Russland als Teil des Problems und der Lösung

Offenkundig gibt es zur Zeit nur Russland, das eigene Interessen nicht nur verfolgt, sondern auch durchsetzt, was General Hodges zu dem zwiespältigen Satz veranlasst: „Wir brauchen Russland als Teil der Lösung.“ Dass Russland auch ein Teil des Problems ist, scheint allen ohnehin bewusst. Dietmar Bartsch, der Fraktionsvorsitzende der Linken im Bundestag, sieht Kompensationsgelüste am Werk und betrachtet das russische Engagement als Antwort auf eine Bemerkung des amerikanischen Präsidenten Barack Obama, der Russland als Regionalmacht bezeichnet hatte.

Fred Kempe, der Think-Tank-Mann, bemängelt, dass die amerikanische Zurückhaltung in Syrien zu einem Machtvakuum geführt habe, das andere inzwischen füllten. Eine sehr zurückhaltende Würdigung der Roten-Linie-Politik Barack Obamas, der um keinen Preis im letzten Jahr seiner Amtszeit einen großen Krieg führen will.

Zu viel und zu wenig Wahrheit

Taz-Autor Andreas Zumach ist zu gut informiert, aber auch so ungeduldig, als verfolgte er ein eigenes Verhandlungsmandat, vermutlich im Namen der Wahrheit, von der es in diesem Konflikt zu viel und zu wenig zugleich gibt. Die Zeichen seien früh, aber folgenlos zu erkennen gewesen. Frau von der Leyen zieht eine Linie vom falsch zitierten Gedicht zur eigenen Politik: „Wir müssen uns kümmern!“ Nur worum? Mit welcher Aussicht auf Erfolg?
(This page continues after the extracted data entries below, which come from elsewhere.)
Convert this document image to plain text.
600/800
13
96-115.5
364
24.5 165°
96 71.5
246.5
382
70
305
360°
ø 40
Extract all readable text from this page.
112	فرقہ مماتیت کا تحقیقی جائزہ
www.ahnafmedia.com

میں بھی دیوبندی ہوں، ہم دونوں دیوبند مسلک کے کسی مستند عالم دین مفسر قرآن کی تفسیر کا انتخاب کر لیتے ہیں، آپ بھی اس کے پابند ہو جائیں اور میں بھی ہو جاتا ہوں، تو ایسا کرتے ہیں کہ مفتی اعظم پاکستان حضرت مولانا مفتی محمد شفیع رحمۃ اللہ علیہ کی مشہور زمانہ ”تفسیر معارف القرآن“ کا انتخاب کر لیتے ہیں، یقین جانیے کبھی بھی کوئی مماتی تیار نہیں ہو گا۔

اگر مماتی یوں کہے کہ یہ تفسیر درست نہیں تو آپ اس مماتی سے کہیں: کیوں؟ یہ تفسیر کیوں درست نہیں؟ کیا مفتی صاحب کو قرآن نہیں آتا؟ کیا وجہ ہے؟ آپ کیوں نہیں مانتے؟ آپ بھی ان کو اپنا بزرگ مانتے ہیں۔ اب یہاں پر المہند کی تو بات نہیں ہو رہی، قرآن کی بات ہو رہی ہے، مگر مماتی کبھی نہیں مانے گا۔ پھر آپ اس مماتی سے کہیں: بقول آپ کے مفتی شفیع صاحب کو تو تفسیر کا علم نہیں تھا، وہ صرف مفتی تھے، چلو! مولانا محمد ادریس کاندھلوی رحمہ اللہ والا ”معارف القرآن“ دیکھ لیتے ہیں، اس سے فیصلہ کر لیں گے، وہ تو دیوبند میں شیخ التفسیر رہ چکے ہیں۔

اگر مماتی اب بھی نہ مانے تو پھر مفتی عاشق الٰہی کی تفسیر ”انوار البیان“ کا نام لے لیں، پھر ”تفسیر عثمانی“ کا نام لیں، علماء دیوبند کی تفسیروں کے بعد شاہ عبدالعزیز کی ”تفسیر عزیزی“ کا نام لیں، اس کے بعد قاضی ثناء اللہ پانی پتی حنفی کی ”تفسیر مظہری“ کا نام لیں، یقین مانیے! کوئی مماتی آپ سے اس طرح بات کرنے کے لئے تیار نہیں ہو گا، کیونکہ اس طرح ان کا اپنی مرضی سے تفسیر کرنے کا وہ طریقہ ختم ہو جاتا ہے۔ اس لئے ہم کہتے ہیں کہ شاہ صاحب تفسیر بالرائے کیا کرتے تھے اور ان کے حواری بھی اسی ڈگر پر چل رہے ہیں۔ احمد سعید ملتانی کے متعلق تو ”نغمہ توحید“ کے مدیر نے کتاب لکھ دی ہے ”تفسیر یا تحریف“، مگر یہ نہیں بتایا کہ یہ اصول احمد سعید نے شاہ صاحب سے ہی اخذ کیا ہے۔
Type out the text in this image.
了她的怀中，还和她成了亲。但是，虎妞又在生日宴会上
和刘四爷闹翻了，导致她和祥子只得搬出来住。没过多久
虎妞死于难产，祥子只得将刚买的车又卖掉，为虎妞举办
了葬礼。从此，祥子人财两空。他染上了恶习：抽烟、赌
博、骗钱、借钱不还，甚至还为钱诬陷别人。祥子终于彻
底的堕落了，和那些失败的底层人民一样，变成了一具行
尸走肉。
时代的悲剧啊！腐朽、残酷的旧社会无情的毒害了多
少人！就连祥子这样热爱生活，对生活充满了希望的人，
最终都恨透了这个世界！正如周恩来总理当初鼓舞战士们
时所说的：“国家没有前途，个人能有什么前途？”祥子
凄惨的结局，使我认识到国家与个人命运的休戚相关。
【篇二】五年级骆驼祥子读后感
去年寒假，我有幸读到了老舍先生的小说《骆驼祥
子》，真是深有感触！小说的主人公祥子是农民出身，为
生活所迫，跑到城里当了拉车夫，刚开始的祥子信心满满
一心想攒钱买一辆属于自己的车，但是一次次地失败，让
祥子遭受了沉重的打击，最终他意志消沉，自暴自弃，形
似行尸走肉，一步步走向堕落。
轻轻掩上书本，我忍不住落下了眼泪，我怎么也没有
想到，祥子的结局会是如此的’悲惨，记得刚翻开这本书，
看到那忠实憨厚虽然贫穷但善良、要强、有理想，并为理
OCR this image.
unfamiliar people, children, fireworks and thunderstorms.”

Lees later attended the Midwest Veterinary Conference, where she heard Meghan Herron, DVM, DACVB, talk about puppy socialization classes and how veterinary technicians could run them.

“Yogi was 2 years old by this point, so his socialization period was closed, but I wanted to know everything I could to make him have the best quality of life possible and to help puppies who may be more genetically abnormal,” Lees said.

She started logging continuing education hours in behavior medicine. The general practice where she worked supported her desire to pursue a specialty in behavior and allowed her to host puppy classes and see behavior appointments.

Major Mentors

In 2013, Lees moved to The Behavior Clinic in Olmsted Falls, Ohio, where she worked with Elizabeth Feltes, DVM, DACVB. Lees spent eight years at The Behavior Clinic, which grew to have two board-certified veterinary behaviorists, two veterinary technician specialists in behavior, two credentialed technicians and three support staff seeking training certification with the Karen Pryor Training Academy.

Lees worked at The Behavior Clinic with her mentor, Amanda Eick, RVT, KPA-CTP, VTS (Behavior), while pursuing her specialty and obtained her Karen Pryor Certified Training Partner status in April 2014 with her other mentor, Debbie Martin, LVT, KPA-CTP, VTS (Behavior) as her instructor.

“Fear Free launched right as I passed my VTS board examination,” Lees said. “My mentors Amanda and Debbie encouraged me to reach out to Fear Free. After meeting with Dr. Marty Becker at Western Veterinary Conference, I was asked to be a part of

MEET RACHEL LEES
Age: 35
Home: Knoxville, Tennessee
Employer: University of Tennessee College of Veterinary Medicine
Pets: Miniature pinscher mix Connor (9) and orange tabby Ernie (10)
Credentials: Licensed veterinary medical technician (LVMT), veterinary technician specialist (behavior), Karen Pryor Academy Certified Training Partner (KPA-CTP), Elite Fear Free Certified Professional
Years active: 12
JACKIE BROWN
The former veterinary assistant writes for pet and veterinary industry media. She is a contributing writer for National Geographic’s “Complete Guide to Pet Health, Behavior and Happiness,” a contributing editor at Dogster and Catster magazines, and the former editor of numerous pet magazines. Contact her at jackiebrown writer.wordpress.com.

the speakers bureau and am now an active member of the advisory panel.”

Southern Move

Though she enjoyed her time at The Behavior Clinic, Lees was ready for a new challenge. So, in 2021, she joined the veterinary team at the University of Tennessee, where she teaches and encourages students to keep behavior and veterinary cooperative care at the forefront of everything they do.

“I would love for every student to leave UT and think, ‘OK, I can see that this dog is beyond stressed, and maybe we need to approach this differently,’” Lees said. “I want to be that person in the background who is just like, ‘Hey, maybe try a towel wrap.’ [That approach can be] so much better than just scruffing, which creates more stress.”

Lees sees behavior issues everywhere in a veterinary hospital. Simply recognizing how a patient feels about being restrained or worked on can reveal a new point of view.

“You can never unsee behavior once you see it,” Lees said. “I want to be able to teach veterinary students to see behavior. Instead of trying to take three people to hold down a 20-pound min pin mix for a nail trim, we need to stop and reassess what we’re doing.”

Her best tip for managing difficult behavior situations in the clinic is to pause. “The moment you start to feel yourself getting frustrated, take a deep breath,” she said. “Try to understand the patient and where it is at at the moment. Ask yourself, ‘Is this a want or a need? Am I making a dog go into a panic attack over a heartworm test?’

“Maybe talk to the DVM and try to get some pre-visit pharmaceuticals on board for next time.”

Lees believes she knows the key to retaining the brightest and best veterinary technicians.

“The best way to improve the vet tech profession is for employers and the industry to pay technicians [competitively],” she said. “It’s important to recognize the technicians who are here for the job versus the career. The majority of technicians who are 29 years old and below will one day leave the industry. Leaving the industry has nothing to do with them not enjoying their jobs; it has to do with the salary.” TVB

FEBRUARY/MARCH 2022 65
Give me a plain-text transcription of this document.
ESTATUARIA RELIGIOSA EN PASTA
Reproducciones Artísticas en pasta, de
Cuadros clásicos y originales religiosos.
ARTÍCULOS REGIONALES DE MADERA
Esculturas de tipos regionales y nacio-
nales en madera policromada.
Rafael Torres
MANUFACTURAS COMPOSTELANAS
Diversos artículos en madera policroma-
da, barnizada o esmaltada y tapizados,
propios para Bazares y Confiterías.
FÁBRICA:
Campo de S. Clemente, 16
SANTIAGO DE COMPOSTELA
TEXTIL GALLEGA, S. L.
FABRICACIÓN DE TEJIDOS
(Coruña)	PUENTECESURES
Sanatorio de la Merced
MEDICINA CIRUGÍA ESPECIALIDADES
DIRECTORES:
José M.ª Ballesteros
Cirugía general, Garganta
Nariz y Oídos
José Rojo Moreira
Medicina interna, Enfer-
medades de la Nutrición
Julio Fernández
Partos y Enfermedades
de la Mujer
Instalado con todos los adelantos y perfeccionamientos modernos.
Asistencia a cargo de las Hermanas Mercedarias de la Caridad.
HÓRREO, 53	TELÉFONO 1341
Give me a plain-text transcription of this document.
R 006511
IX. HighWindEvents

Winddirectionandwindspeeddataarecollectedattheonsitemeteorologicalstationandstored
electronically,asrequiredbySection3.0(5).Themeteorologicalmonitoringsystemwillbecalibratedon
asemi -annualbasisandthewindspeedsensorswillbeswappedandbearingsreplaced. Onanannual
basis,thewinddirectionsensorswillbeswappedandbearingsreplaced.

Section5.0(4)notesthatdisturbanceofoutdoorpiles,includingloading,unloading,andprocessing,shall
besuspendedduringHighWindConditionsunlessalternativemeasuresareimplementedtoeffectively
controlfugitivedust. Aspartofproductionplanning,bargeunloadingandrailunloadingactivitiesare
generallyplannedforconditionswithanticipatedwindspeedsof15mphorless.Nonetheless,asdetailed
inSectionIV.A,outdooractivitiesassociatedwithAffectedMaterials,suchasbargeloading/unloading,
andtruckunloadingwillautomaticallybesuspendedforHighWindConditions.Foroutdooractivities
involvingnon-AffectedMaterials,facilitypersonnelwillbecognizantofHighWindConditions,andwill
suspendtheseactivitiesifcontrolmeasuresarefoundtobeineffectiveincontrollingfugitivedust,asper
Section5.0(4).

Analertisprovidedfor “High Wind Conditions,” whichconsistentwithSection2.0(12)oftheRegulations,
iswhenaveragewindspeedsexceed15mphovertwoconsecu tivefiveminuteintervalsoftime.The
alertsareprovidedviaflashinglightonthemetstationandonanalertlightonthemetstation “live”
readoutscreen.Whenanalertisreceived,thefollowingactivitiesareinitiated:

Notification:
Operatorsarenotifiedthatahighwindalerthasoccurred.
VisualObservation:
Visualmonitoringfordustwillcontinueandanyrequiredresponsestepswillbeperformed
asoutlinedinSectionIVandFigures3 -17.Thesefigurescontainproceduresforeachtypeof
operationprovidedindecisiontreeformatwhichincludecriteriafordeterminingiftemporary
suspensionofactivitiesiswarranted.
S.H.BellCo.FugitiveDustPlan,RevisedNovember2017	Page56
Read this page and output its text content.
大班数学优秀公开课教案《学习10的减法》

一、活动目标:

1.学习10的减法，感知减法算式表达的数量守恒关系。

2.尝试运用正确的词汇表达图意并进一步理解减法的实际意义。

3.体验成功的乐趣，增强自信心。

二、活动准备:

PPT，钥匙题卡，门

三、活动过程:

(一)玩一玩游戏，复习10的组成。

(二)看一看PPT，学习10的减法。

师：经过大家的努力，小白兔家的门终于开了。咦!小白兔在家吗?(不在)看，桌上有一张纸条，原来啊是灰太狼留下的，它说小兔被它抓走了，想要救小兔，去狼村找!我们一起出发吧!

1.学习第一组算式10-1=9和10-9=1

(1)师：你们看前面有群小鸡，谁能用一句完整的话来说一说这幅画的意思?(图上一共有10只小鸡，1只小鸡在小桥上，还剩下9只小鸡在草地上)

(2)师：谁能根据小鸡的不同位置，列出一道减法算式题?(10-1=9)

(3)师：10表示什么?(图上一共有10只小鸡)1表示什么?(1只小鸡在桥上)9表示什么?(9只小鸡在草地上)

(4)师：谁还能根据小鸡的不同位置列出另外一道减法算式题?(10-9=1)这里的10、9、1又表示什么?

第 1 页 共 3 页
General Hodges ist der Empiriker in der Runde. Mit Interesse beobachtet er neuestes russisches Gerät im Einsatz, als wäre Syrien bloß eine Feldübung für einen größeren Einsatz. Gegen wen hat Russland seine modernste Luftabwehr nach Syrien gebracht? Doch nicht gegen fliegende Untertassen vom Mars! Die Neugier des Generals weicht der säuerlichen Einsicht, dass Russland Teil der Lösung werden müsse. Nur welcher?